Sunday, 2 December 2012

Little Boxes & Big Fat Wallets

A plea from Stravaiger John:

"There are hundreds of thousands of properties, residential, commercial etc. standing empty across Britain.

Would it not make more sense to take over and renovate these before building anything else?

People in real need of a home could be given a government loan if they were prepared to take over a property and do it up themselves, as could community groups and social housing associations.

This would surely be a better solution than having speculative developers wrecking the countryside."

No John, that would be too much like common sense, which as we all know is something only common people have.

Respectable HNWIs (High Net Worth Individuals, to those who matter) don't use common sense, common decency, or anything else common to think with, they use their wallets because that's all that matters, going forward.

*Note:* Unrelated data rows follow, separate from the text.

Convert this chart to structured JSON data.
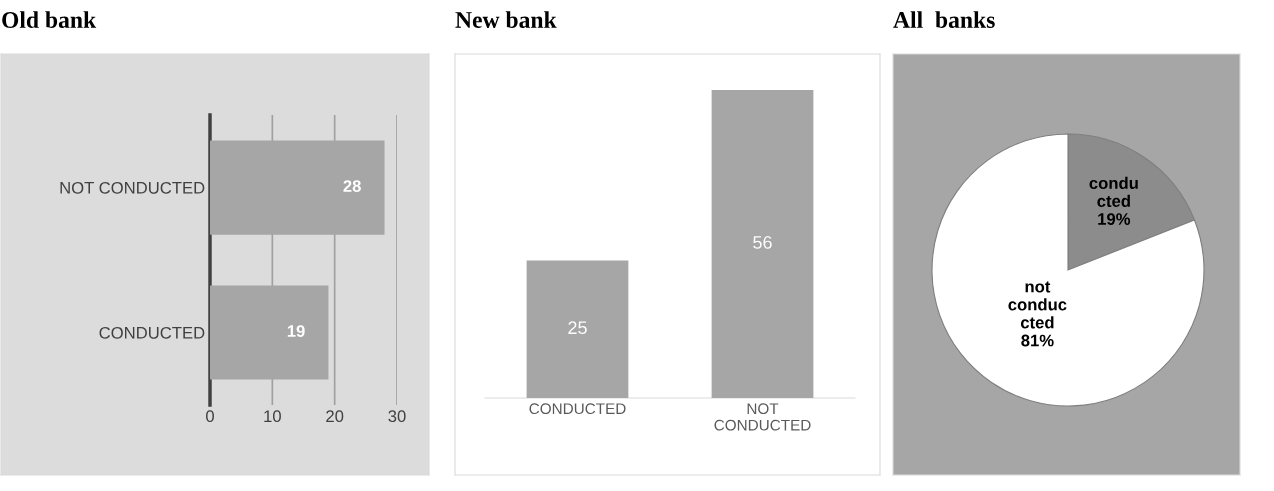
{
  "chart_data": [
    {
      "type": "bar",
      "title": "Old bank",
      "orientation": "horizontal",
      "categories": [
        "NOT CONDUCTED",
        "CONDUCTED"
      ],
      "values": [
        28,
        19
      ],
      "color": "#a6a6a6",
      "xlim": [
        0,
        30
      ],
      "xticks": [
        0,
        10,
        20,
        30
      ],
      "grid": "x",
      "data_labels": true
    },
    {
      "type": "bar",
      "title": "New bank",
      "categories": [
        "CONDUCTED",
        "NOT\nCONDUCTED"
      ],
      "values": [
        25,
        56
      ],
      "color": "#a6a6a6",
      "data_labels": true,
      "tick_labels": "x"
    },
    {
      "type": "pie",
      "title": "All  banks",
      "categories": [
        "condu\ncted",
        "not\nconduc\ncted"
      ],
      "values": [
        19,
        81
      ],
      "colors": [
        "#8c8c8c",
        "#ffffff"
      ],
      "value_labels": [
        "19%",
        "81%"
      ]
    }
  ]
}
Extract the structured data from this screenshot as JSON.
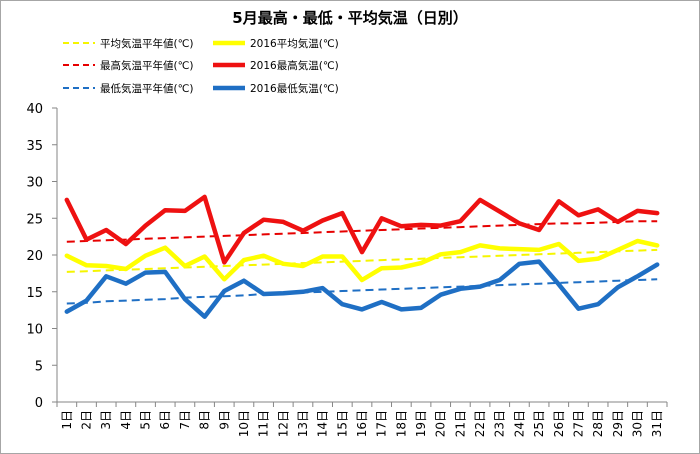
{
  "chart_data": {
    "type": "line",
    "title": "5月最高・最低・平均気温（日別）",
    "categories": [
      "1日",
      "2日",
      "3日",
      "4日",
      "5日",
      "6日",
      "7日",
      "8日",
      "9日",
      "10日",
      "11日",
      "12日",
      "13日",
      "14日",
      "15日",
      "16日",
      "17日",
      "18日",
      "19日",
      "20日",
      "21日",
      "22日",
      "23日",
      "24日",
      "25日",
      "26日",
      "27日",
      "28日",
      "29日",
      "30日",
      "31日"
    ],
    "ylim": [
      0,
      40
    ],
    "yticks": [
      0,
      5,
      10,
      15,
      20,
      25,
      30,
      35,
      40
    ],
    "grid": false,
    "legend_placement": "top-left",
    "series": [
      {
        "name": "平均気温平年値(℃)",
        "style": "dashed",
        "color": "#f5f500",
        "values": [
          17.7,
          17.8,
          17.9,
          18.0,
          18.1,
          18.2,
          18.3,
          18.4,
          18.5,
          18.6,
          18.7,
          18.8,
          18.9,
          19.0,
          19.1,
          19.2,
          19.3,
          19.4,
          19.5,
          19.6,
          19.7,
          19.8,
          19.9,
          20.0,
          20.1,
          20.2,
          20.3,
          20.4,
          20.5,
          20.6,
          20.7
        ]
      },
      {
        "name": "2016平均気温(℃)",
        "style": "solid",
        "color": "#ffff00",
        "values": [
          19.9,
          18.6,
          18.5,
          18.1,
          19.9,
          21.0,
          18.5,
          19.8,
          16.7,
          19.3,
          19.9,
          18.8,
          18.5,
          19.8,
          19.8,
          16.6,
          18.2,
          18.3,
          18.9,
          20.1,
          20.4,
          21.3,
          20.9,
          20.8,
          20.7,
          21.5,
          19.2,
          19.5,
          20.7,
          21.9,
          21.3
        ]
      },
      {
        "name": "最高気温平年値(℃)",
        "style": "dashed",
        "color": "#e60000",
        "values": [
          21.8,
          21.9,
          22.0,
          22.1,
          22.2,
          22.3,
          22.4,
          22.5,
          22.6,
          22.7,
          22.8,
          22.9,
          23.0,
          23.1,
          23.2,
          23.3,
          23.4,
          23.5,
          23.6,
          23.7,
          23.8,
          23.9,
          24.0,
          24.1,
          24.2,
          24.3,
          24.3,
          24.4,
          24.5,
          24.6,
          24.6
        ]
      },
      {
        "name": "2016最高気温(℃)",
        "style": "solid",
        "color": "#ee1111",
        "values": [
          27.5,
          22.1,
          23.4,
          21.5,
          24.0,
          26.1,
          26.0,
          27.9,
          19.0,
          23.0,
          24.8,
          24.5,
          23.3,
          24.7,
          25.7,
          20.4,
          25.0,
          23.9,
          24.1,
          24.0,
          24.6,
          27.5,
          25.9,
          24.3,
          23.4,
          27.3,
          25.4,
          26.2,
          24.5,
          26.0,
          25.7
        ]
      },
      {
        "name": "最低気温平年値(℃)",
        "style": "dashed",
        "color": "#1f6fc4",
        "values": [
          13.4,
          13.5,
          13.7,
          13.8,
          13.9,
          14.0,
          14.2,
          14.3,
          14.4,
          14.5,
          14.7,
          14.8,
          14.9,
          15.0,
          15.1,
          15.2,
          15.3,
          15.4,
          15.5,
          15.6,
          15.7,
          15.8,
          15.9,
          16.0,
          16.1,
          16.2,
          16.3,
          16.4,
          16.5,
          16.6,
          16.7
        ]
      },
      {
        "name": "2016最低気温(℃)",
        "style": "solid",
        "color": "#1f6fc4",
        "values": [
          12.3,
          13.8,
          17.1,
          16.1,
          17.6,
          17.7,
          14.0,
          11.6,
          15.1,
          16.5,
          14.7,
          14.8,
          15.0,
          15.5,
          13.3,
          12.6,
          13.6,
          12.6,
          12.8,
          14.6,
          15.4,
          15.7,
          16.6,
          18.8,
          19.1,
          16.0,
          12.7,
          13.3,
          15.6,
          17.1,
          18.7
        ]
      }
    ]
  }
}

A commenter responds, "Yes ... As the law stands an owner can leave their property empty for ever as long as they maintain it! I know cos we have one around here that has been empty for 15 years and I wrote to the council and they said there was nothing they could do unless it was derelict!"

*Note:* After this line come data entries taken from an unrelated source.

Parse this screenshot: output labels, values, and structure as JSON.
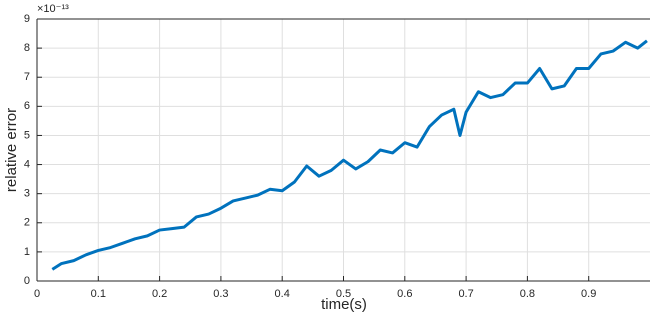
{
  "chart_data": {
    "type": "line",
    "xlabel": "time(s)",
    "ylabel": "relative error",
    "y_multiplier": "×10⁻¹³",
    "x": [
      0.025,
      0.04,
      0.06,
      0.08,
      0.1,
      0.12,
      0.14,
      0.16,
      0.18,
      0.2,
      0.22,
      0.24,
      0.26,
      0.28,
      0.3,
      0.32,
      0.34,
      0.36,
      0.38,
      0.4,
      0.42,
      0.44,
      0.46,
      0.48,
      0.5,
      0.52,
      0.54,
      0.56,
      0.58,
      0.6,
      0.62,
      0.64,
      0.66,
      0.68,
      0.69,
      0.7,
      0.72,
      0.74,
      0.76,
      0.78,
      0.8,
      0.82,
      0.84,
      0.86,
      0.88,
      0.9,
      0.92,
      0.94,
      0.96,
      0.98,
      0.995
    ],
    "series": [
      {
        "color": "#0072bd",
        "values": [
          0.4,
          0.6,
          0.7,
          0.9,
          1.05,
          1.15,
          1.3,
          1.45,
          1.55,
          1.75,
          1.8,
          1.85,
          2.2,
          2.3,
          2.5,
          2.75,
          2.85,
          2.95,
          3.15,
          3.1,
          3.4,
          3.95,
          3.6,
          3.8,
          4.15,
          3.85,
          4.1,
          4.5,
          4.4,
          4.75,
          4.6,
          5.3,
          5.7,
          5.9,
          5.0,
          5.8,
          6.5,
          6.3,
          6.4,
          6.8,
          6.8,
          7.3,
          6.6,
          6.7,
          7.3,
          7.3,
          7.8,
          7.9,
          8.2,
          8.0,
          8.25
        ]
      }
    ],
    "xlim": [
      0,
      1
    ],
    "xticks": [
      0,
      0.1,
      0.2,
      0.3,
      0.4,
      0.5,
      0.6,
      0.7,
      0.8,
      0.9
    ],
    "ylim": [
      0,
      9
    ],
    "yticks": [
      0,
      1,
      2,
      3,
      4,
      5,
      6,
      7,
      8,
      9
    ],
    "grid": true
  }
}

But is this true? I don't reckon it is.

So, sorry to say I think the council may be lying ... haha ... surely not?!?

I heard functionaries discussing this at a "Neighbourhood Partnership" meeting once, talking about all the slippery tricks that property owners use to avoid facing up to their responsibilities. Presumably the legislation - like a lot these days - was inadequately drafted, either by accident, or call me pessimistic, borne out of long experience, by design.

This is what one useful website has to say on the matter:

"Empty Dwelling Management Orders (EDMOs) were introduced by the Housing Act 2004 and the powers subsequently made available to local authorities two years later.

A substantial body of technical information exists on how they are supposed to work, but to date very little practical help based on the experience of those who have actually used EDMOs has been available. We hope this guidance goes some way to filling that gap.

Drawing on the practical experience of empty property officers across the country, we have attempted to distil the most useful and important advice available. The guide includes a flow chart, a step-by-step guide to the process, top tips, pitfalls to avoid, detailed advice notes on each stage, and a set of model documents to use and adapt to your own circumstances."

I agree with both Stravaiger John and his commenter, there are hundreds of thousands of buildings out there that could be brought into use, or better used, given the political will, but I fear that that is what is lacking. With the plutocratic, kleptokratic crony government that we are groaning under now it makes far more profit for them just to hand their mates among the big feudal landowners (yes, they're still alive and kicking - especially in Devon) and the big housebuilding consortia some nice fat contracts.

There's also the issue of VAT which, despite long complaint by us "little people", is still extorted on refurbishment materials and work, but not payable on new build.